The Rockies, though, were not impressed, even though Greinke retired the first 10 he faced. Colorado scored four runs on five hits in the fourth inning — three singles and a double. And Greinke’s day was done after 3 2/3 innings, his shortest start ever in a post-season game.
Arizona’s Marte ripped his second triple of the game with one out in the fourth, the first player to hit two triples in a postseason game since the Phillies Mariano Duncan (a former Cincinnati Reds infielder) did it in 1993. But Rockies relief pitcher Chris Rusin worked out of it.
The Rockies crept within one in the top of the seventh when Jonathan Lucroy doubled, took third on a wild pitch and scored on Charlie Blackmon’s bunt. A bunt? Blackmon hit 37 home runs during the regular season. And he was thrown out at first base on the bunt to leave the Rockies down a run, 6-5.

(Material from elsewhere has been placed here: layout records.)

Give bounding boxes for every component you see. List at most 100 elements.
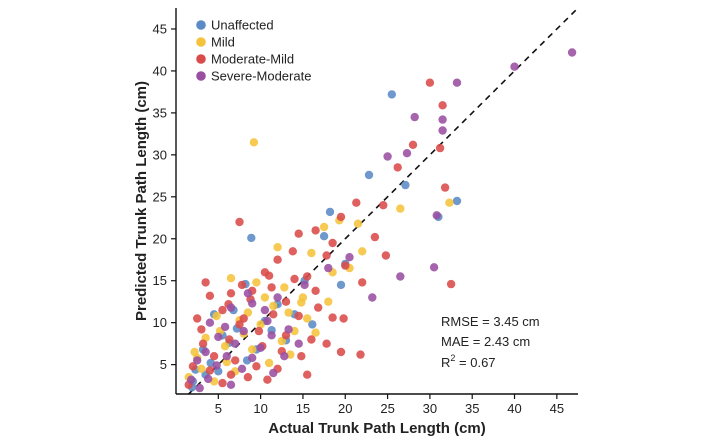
point-severe-moderate-41	[263, 316, 272, 326]
point-mild-9	[226, 274, 236, 283]
point-mild-12	[324, 297, 333, 306]
legend-label: Unaffected	[211, 18, 274, 33]
point-severe-moderate-3	[410, 112, 419, 122]
point-moderate-mild-4	[393, 163, 402, 172]
point-mild-22	[277, 336, 286, 346]
point-severe-moderate-9	[345, 253, 354, 262]
point-unaffected-4	[325, 207, 335, 217]
point-mild-15	[212, 311, 221, 321]
point-mild-34	[260, 293, 270, 302]
point-mild-1	[445, 198, 454, 207]
point-mild-7	[307, 248, 316, 258]
point-severe-moderate-15	[273, 293, 282, 302]
point-moderate-mild-22	[267, 283, 276, 292]
x-tick-label: 30	[423, 401, 437, 416]
point-moderate-mild-13	[311, 226, 320, 235]
stats-box: RMSE = 3.45 cm MAE = 2.43 cm R2 = 0.67	[441, 314, 540, 370]
point-severe-moderate-29	[248, 353, 257, 363]
point-mild-2	[396, 204, 405, 213]
x-tick-label: 25	[380, 401, 394, 416]
point-moderate-mild-2	[408, 140, 418, 149]
point-moderate-mild-20	[341, 261, 350, 270]
point-mild-10	[252, 278, 261, 287]
point-unaffected-1	[364, 170, 374, 180]
point-mild-27	[264, 358, 274, 368]
point-unaffected-6	[319, 232, 329, 241]
point-moderate-mild-39	[307, 335, 316, 344]
point-moderate-mild-53	[263, 375, 272, 384]
point-moderate-mild-8	[370, 232, 380, 242]
y-axis-label: Predicted Trunk Path Length (cm)	[133, 81, 150, 321]
r2-prefix: R	[441, 355, 450, 370]
point-severe-moderate-38	[294, 339, 303, 348]
point-moderate-mild-10	[336, 212, 346, 222]
point-moderate-mild-28	[314, 303, 323, 312]
x-tick-label: 10	[253, 401, 267, 416]
point-moderate-mild-46	[231, 356, 240, 365]
point-mild-17	[256, 320, 265, 329]
point-moderate-mild-31	[294, 311, 303, 321]
point-unaffected-3	[452, 196, 462, 206]
y-tick-label: 20	[153, 231, 167, 246]
x-tick-label: 35	[465, 401, 479, 416]
point-moderate-mild-32	[269, 310, 278, 319]
x-axis-label: Actual Trunk Path Length (cm)	[268, 420, 486, 437]
point-mild-33	[303, 314, 312, 323]
point-moderate-mild-63	[311, 286, 320, 295]
point-moderate-mild-27	[281, 297, 291, 306]
x-tick-label: 45	[550, 401, 564, 416]
point-moderate-mild-62	[297, 352, 306, 361]
point-severe-moderate-36	[226, 380, 236, 389]
point-moderate-mild-1	[438, 101, 447, 110]
point-severe-moderate-5	[438, 126, 447, 135]
legend-label: Severe-Moderate	[211, 69, 311, 84]
point-unaffected-30	[336, 280, 346, 290]
point-severe-moderate-21	[284, 325, 293, 334]
point-moderate-mild-24	[226, 289, 236, 298]
r2-text: R2 = 0.67	[441, 353, 496, 370]
point-severe-moderate-16	[260, 305, 270, 315]
legend-marker	[196, 20, 206, 30]
point-severe-moderate-23	[205, 318, 215, 327]
point-severe-moderate-8	[432, 211, 441, 220]
point-severe-moderate-12	[368, 293, 377, 302]
x-tick-label: 5	[215, 401, 222, 416]
point-moderate-mild-56	[218, 378, 227, 388]
point-severe-moderate-17	[248, 299, 257, 308]
y-tick-label: 45	[153, 21, 167, 36]
point-mild-13	[269, 301, 278, 311]
point-moderate-mild-40	[322, 339, 331, 348]
point-severe-moderate-35	[204, 374, 213, 384]
point-mild-4	[353, 219, 363, 228]
point-severe-moderate-30	[193, 356, 202, 365]
r2-superscript: 2	[450, 353, 455, 363]
point-moderate-mild-15	[288, 247, 297, 256]
point-moderate-mild-26	[201, 278, 210, 287]
point-moderate-mild-57	[264, 271, 274, 280]
point-severe-moderate-14	[300, 280, 309, 290]
point-moderate-mild-51	[226, 370, 236, 379]
point-severe-moderate-26	[280, 352, 289, 361]
point-mild-28	[197, 364, 206, 373]
point-mild-23	[220, 342, 230, 351]
legend-marker	[196, 37, 206, 47]
x-tick-label: 15	[296, 401, 310, 416]
point-moderate-mild-64	[356, 350, 365, 359]
point-moderate-mild-41	[336, 347, 346, 357]
point-severe-moderate-20	[267, 331, 276, 340]
point-severe-moderate-10	[396, 272, 405, 281]
y-tick-label: 30	[153, 147, 167, 162]
point-severe-moderate-0	[567, 48, 577, 57]
point-moderate-mild-6	[446, 279, 456, 289]
point-mild-40	[280, 283, 289, 292]
point-unaffected-0	[387, 90, 396, 99]
point-mild-5	[319, 222, 329, 232]
rmse-text: RMSE = 3.45 cm	[441, 314, 540, 329]
point-mild-6	[273, 243, 282, 252]
point-moderate-mild-37	[254, 326, 264, 336]
point-unaffected-2	[401, 180, 410, 190]
point-severe-moderate-28	[222, 352, 231, 361]
point-moderate-mild-65	[197, 325, 206, 334]
data-points-layer	[184, 48, 577, 393]
point-severe-moderate-7	[402, 149, 412, 158]
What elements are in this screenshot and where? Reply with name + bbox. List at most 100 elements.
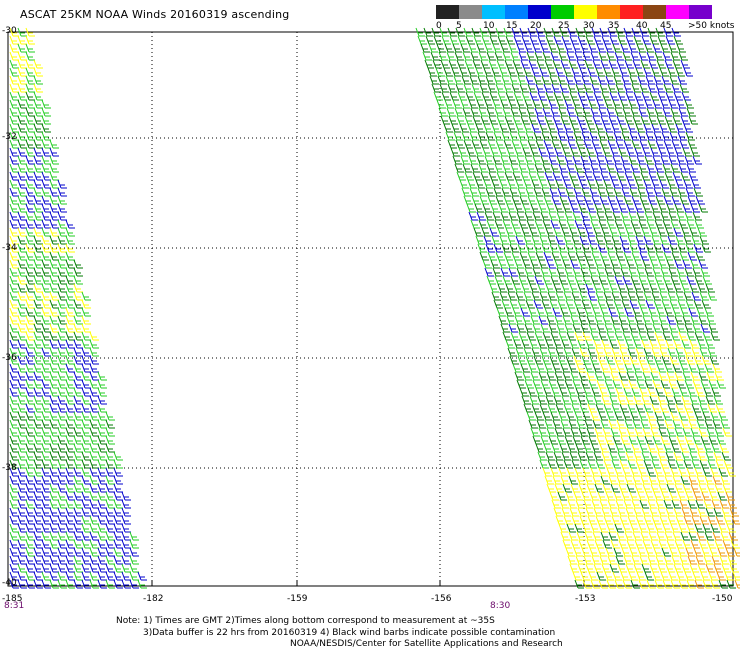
wind-barb [664, 475, 674, 485]
wind-barb [630, 51, 640, 61]
wind-barb [544, 419, 554, 429]
wind-barb [618, 483, 628, 493]
wind-barb [625, 563, 635, 573]
wind-barb [566, 331, 576, 341]
wind-barb [81, 411, 91, 421]
wind-barb [575, 555, 585, 565]
wind-barb [17, 107, 27, 117]
wind-barb [97, 571, 107, 581]
wind-barb [577, 507, 587, 517]
wind-barb [476, 211, 486, 221]
wind-barb [653, 131, 663, 141]
wind-barb [579, 347, 589, 357]
wind-barb [49, 427, 59, 437]
wind-barb [598, 107, 608, 117]
wind-barb [467, 179, 477, 189]
wind-barb [470, 107, 480, 117]
wind-barb [661, 187, 671, 197]
wind-barb [597, 355, 607, 365]
wind-barb [121, 531, 131, 541]
wind-barb [532, 155, 542, 165]
wind-barb [692, 435, 702, 445]
wind-barb [670, 51, 680, 61]
wind-barb [105, 419, 115, 429]
wind-barb [568, 171, 578, 181]
wind-barb [597, 547, 607, 557]
wind-barb [657, 395, 667, 405]
wind-barb [562, 259, 572, 269]
wind-barb [509, 355, 519, 365]
wind-barb [689, 283, 699, 293]
wind-barb [654, 411, 664, 421]
wind-barb [470, 51, 480, 61]
wind-barb [621, 75, 631, 85]
wind-barb [544, 115, 554, 125]
wind-barb [429, 75, 439, 85]
wind-barb [569, 507, 579, 517]
wind-barb [610, 259, 620, 269]
wind-barb [542, 467, 552, 477]
wind-barb [469, 75, 479, 85]
wind-barb [57, 571, 67, 581]
wind-barb [41, 467, 51, 477]
wind-barb [629, 75, 639, 85]
wind-barb [560, 59, 570, 69]
wind-barb [660, 435, 670, 445]
wind-barb [598, 523, 608, 533]
wind-barb [673, 91, 683, 101]
wind-barb [49, 267, 59, 277]
wind-barb [81, 387, 91, 397]
wind-barb [605, 547, 615, 557]
wind-barb [637, 299, 647, 309]
wind-barb [654, 331, 664, 341]
wind-barb [89, 547, 99, 557]
wind-barb [536, 59, 546, 69]
wind-barb [646, 579, 656, 589]
wind-barb [478, 107, 488, 117]
wind-barb [528, 419, 538, 429]
wind-barb [712, 363, 722, 373]
wind-barb [704, 531, 714, 541]
wind-barb [670, 107, 680, 117]
wind-barb [640, 475, 650, 485]
wind-barb [500, 43, 510, 53]
wind-barb [726, 467, 736, 477]
wind-barb [17, 147, 27, 157]
wind-barb [49, 323, 59, 333]
wind-barb [614, 579, 624, 589]
wind-barb [464, 115, 474, 125]
wind-barb [559, 139, 569, 149]
wind-barb [548, 211, 558, 221]
wind-barb [649, 339, 659, 349]
wind-barb [455, 27, 465, 37]
wind-barb [678, 331, 688, 341]
wind-barb [634, 427, 644, 437]
wind-barb [628, 211, 638, 221]
wind-barb [487, 251, 497, 261]
wind-barb [577, 339, 587, 349]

Time for more zaniness. How about a two-run triple by a pitcher with a .098 career batting average.
In the bottom of the seventh, with Colorado relief pitcher Pat Neshek pitching, Arizona’s Jake Lamb singled and Daniel Descalso walked. But with two outs and pitcher Archie Bradley at the plate, the Rockies had no worries. They thought.
Bradley, a brute on the mound with a 100 miles an hour fastball, turned brute at the plate by driving his first career triple up the left center gap to score two runs and give Arizona an 8-5 lead. Hey, big deal. Bradley may have been hitting .098, but his first career hit came off LA’s Clayton Kershaw. And now he may get to face Kershaw again.
Bradley, though, wore himself out flopping into third base on the triple. In the top of the eighth he gave up back-to-back home runs to Nolan Arenado and Trevor Story. Bizarre? Bradley hadn’t given up a home run all year to a hitter batting third or fourth in the order. Arenado was batting fourth.
Bradley struck out the next two and Colorado’s Pat Valaika nearly tied it with a foul ball just outside the foul pole in left field. Then Valaika, a brother to former Reds outfielder Chris Valaika, doubled. He represented the tying run at second base Bradley retired Lucroy on a fly ball to right field.
Colorado manager Bud Black brought in his closer, Greg Holland, for the bottom of the eighth, hoping to keep the deficit at one run.
Of course it didn’t work. Holland gave up a two-run triple to A.J. Pollock, the fourth triple of the game by Arizona. Catcher Jeff Mathis then did the unconventional, a two-out bunt. It worked for a run-scoring single and the D-Backs put it away with the three-run inning.
The Rockies kept trying. They scored a run in the ninth off Arizona closer Fernando Rodney, but that was it.